ASA: <;50 Percent Stenosis in Some Acute Ischemic Strokes
Some strokes that are attributable to large-artery atherosclerosis not being recognized as such
THURSDAY, Feb. 18, 2016 (HealthDay News) -- Some ischemic strokes are not being ascribed to large-artery atherosclerosis because of <50 percent stenosis, according to a letter to the editor published online Feb. 17 in JACC: Cardiovascular Imaging to coincide with the annual American Stroke Association's International Stroke Conference, held from Feb. 17 to 19 in Los Angeles.

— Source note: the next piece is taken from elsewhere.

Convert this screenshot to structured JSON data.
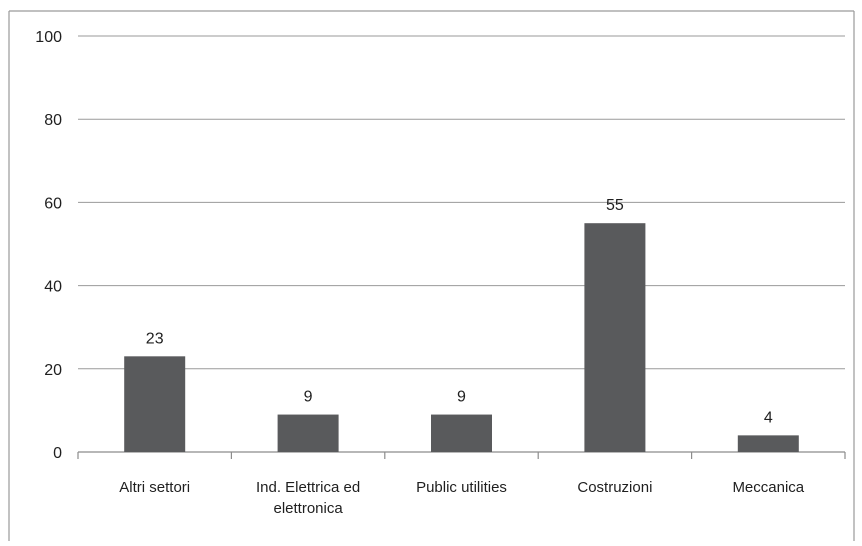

Ajay Gupta, M.D., from the Weill Cornell Medical College in New York City, and colleagues used data from a prospective stroke registry to examine the correlation between non-stenosing, vulnerable large-artery plaque and ischemic stroke, focusing on stroke from cardioembolism, small-vessel occlusion, and undetermined cause. They included 109 eligible patients with acute brain infarction limited to the vascular territory of a single internal carotid artery (ICA), as confirmed on magnetic resonance imaging.
The researchers found that 20.2 percent of the patients had <50 percent ICA plaques with intraplaque high-intensity signal (IHIS) ipsilateral to the side of infarction, whereas 8.3 percent of patients had IHIS in <50 percent ICA plaque contralateral to the side of infarction (P = 0.01). Patients with cryptogenic stroke had a significantly higher proportion of IHIS in ICA plaques ipsilateral to the side of infarction (P < 0.001); this was not seen in patients with strokes from cardioembolism or small-vessel occlusion (P = 0.76 and 0.49, respectively).
"Some strokes from large-artery atherosclerosis are currently not being recognized as such because the plaque causes <50 percent stenosis," the authors write.